If you should encounter any trouble, in what area will that be? ‘During my very first motorcycle trip I ran into considerable problems. I had mapped out everything in advance, and things were running quite differently on the very first day. That frustrated me very much. In the meantime I have experienced quite some ups and downs and now I accept that everything doesn’t have to be superb. I’m going to face motorcycle defects without any doubt, perhaps visa problems or problems entering countries or bad weather for days on end. I’ll just let it happen, I’ve planned a rough route, but I’ll just see en route how I will ride on.’ 

In full kit 

How does that ‘en route’ look like? ‘A tent on the back, light-weight yet strong.
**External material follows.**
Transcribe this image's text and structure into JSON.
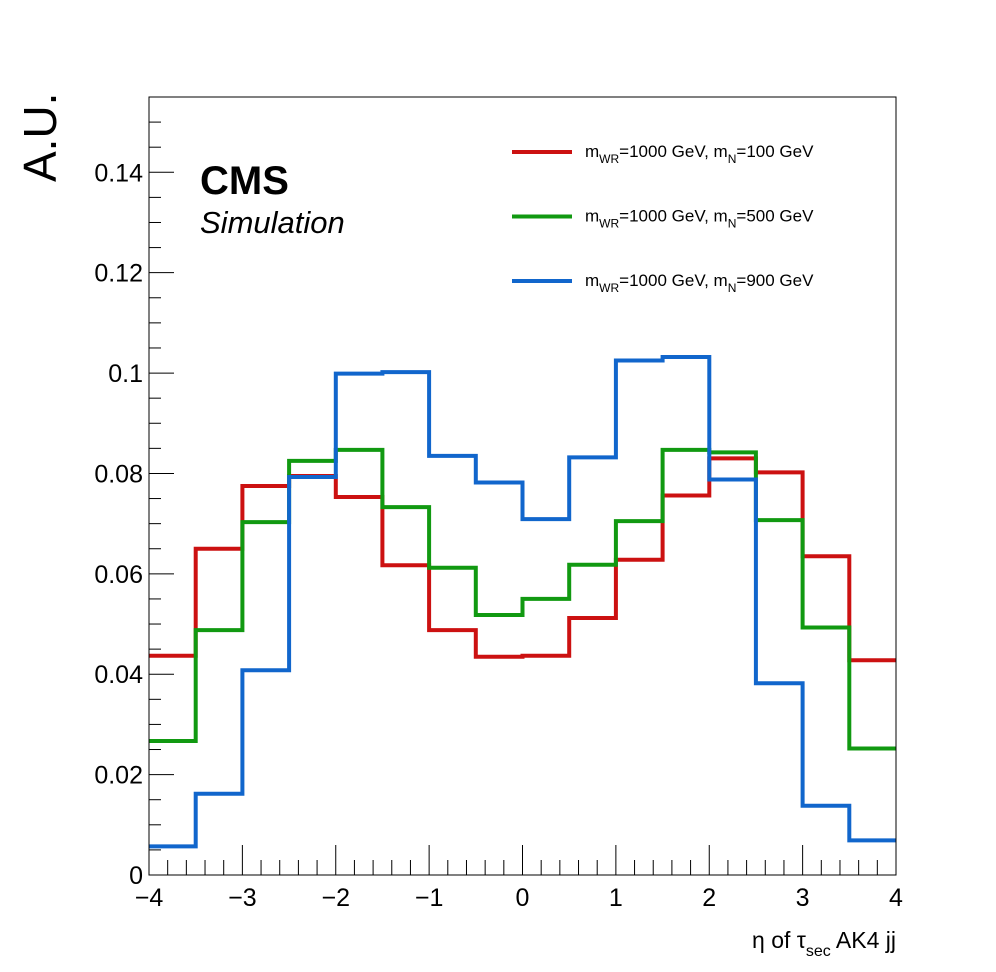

I want to camp out in the wild, which is new for me. I’ve never done that. And a hostel to have a shower every now and then! I once brought my motorbike to BUas in full kit. Is that everything!? You surely can’t be serious!? Those were people’s reactions. I once had a heavier motorbike, but my experience is that the more space you have to take stuff with you, the more stuff you drag along with you and actually that’s just deadwood.’ 

Not alone 

So as little deadwood as possible; is that why you travel alone? ‘I hadn’t look at it that way, but travelling alone is a conscious choice indeed. I want to be independent and have as much freedom as possible. My experience is that you’re more open to your environment when travelling alone. People approach you more easily. You get to know yourself. I also say to students: Do yourself the  favour of getting to know yourself. Go on holiday alone and you’ll find out that you’re not alone! Be in for a surprise and don’t plan so much, trust your own feelings most of all. Go and explore what your dream is!’ 

Enjoy writing   

What are you going to miss? ‘The students at any rate,’ says Mark decidedly. ‘I’m going to miss inspiring them, encouraging them, holding a mirror up to them, and making them think. I secretly hope of course that I’ll do so a bit with my travel stories. I notice that I’m starting to enjoy writing and I get very positive responses. I mostly like some kind of creative writing, using unusual vocabulary, stories about minor things, in the present tense, as if people themselves are there with you. And, you know, writing is also a way of making people think!’